Has anyone stayed at the Hawks Nest in Marathon Key recently?  The last review is from December of 2004 and I'm curious as to what, if any damage it sustained last year during the hurricane(s).  It keeps coming up as an exchange possibility and I'm trying to decide whether to take it or hold out for something in Key West. 

If anyone has any knowledge or has stayed at Hawks Nest can you please post here?

Thanks!

Jan


----------



## Sea Six (Aug 2, 2006)

Don't worry about hurricane damage - that area has been cleaned up very well.  The difference is in the number of things to do.  Key West has many things going on all day, Marathon is more of a fishing vilage.  If you want an active "Disney" type experience, hold out for Key West.  If you are going to relax and not be looking for all kinds of things to do, you will like Marathon.  If you've never been to the keys before, don't expect too much.  It's a boater's paradise with lots of bars and restaurants, but you have to make your own entertainment.


----------



## JanT (Aug 2, 2006)

Thanks.  I was wondering about the quality of the resort.  We're going mainly to rest and relax.  If we want some excitement we could drive into Key West.  I think I'm going to hold out for Key West only because I like it there.  It's an interesting town, that's for certain.  A party animal I'm not, so the bars hold no allure other than some of the interesting things you see going on there.  

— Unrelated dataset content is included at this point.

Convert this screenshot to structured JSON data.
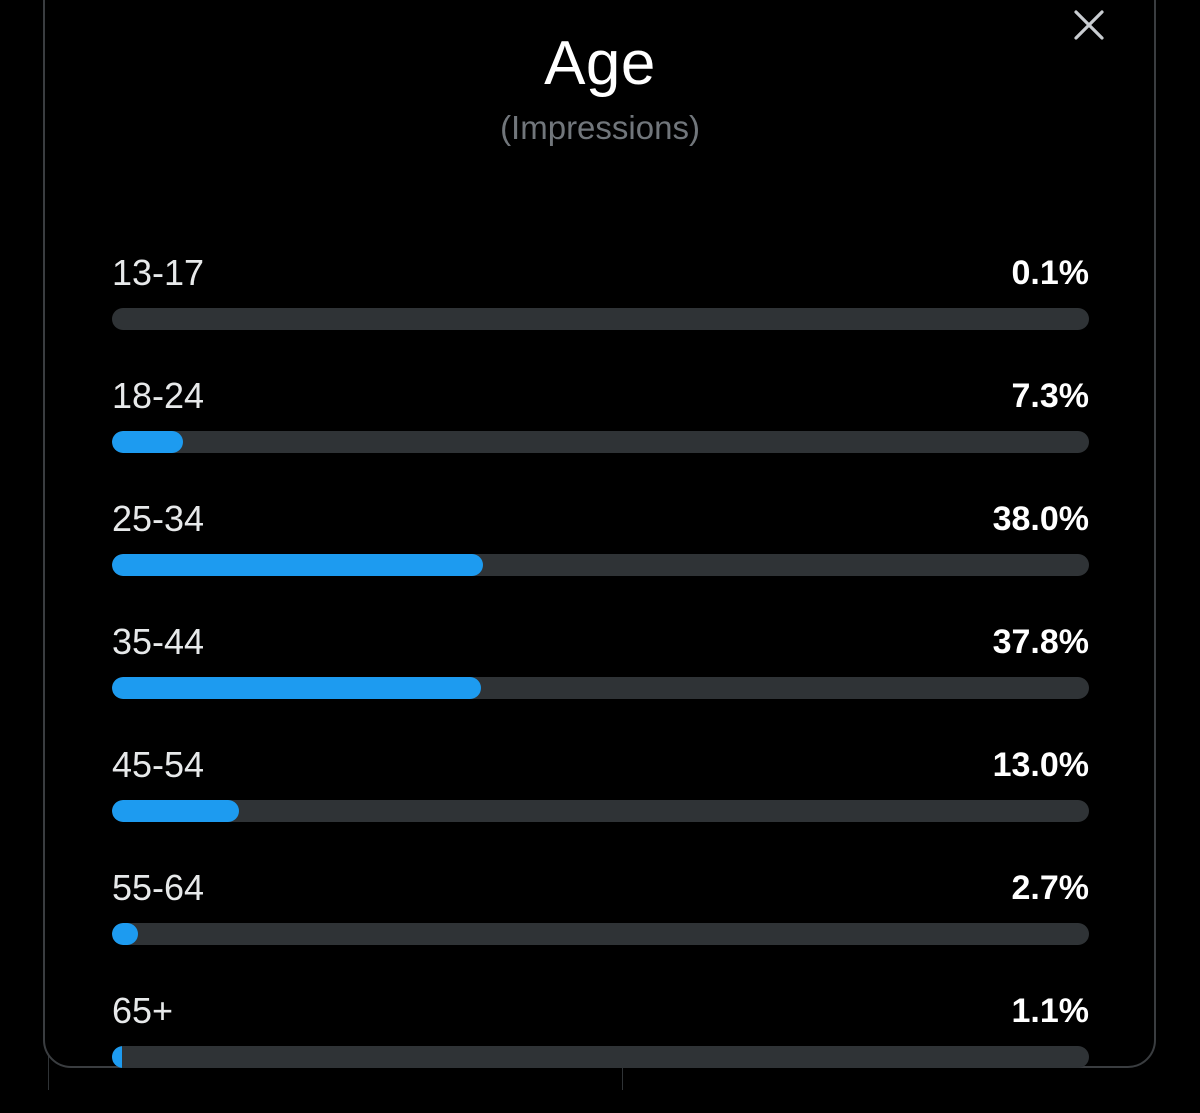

Does anyone have a guess as to what type of last minute exchanges might come up in Key West, if any?  We're looking to go sometime between 27 August and 20 September.  Not much of a window, I know but am hoping we can pull something off.

Anyway, thanks much!


----------



## rapmarks (Aug 2, 2006)

If a hurricane comes through there will be lots of availability 

this is generally a quiet period, I never searched for that time, but did see a  lot in November and December come up at the last minute.


----------



## mas (Aug 2, 2006)

First off key west and marathon are two entirely different vacations, so you will have to decide on which one you are interested in.  

If you are interested in Hawk's Nest, there is a big difference depending on which unit you get.  If you're on the west side facing the bridge, you wil get beautiful sunrises and sunsets.  If you are on the east side you will be looking at the parking lot.  

As to the units, we stayed in a two bedroom unit that was fairly good size with a wonderful wrap-around deck that faced the bridge.  There is nothing fancy about the place and no activities that I remember.  If you are looking for a quiet  relaxing week, Hawk's Nest should fit the bill; if you're looking for excitement, hold out for Key West.


----------



## cpnuser (Aug 4, 2006)

We are at the Galleon this week.  I would definitely wait till it cools off some, before I would come visit again.  It would be more enjoyable when the weather is not as hot & humid.


----------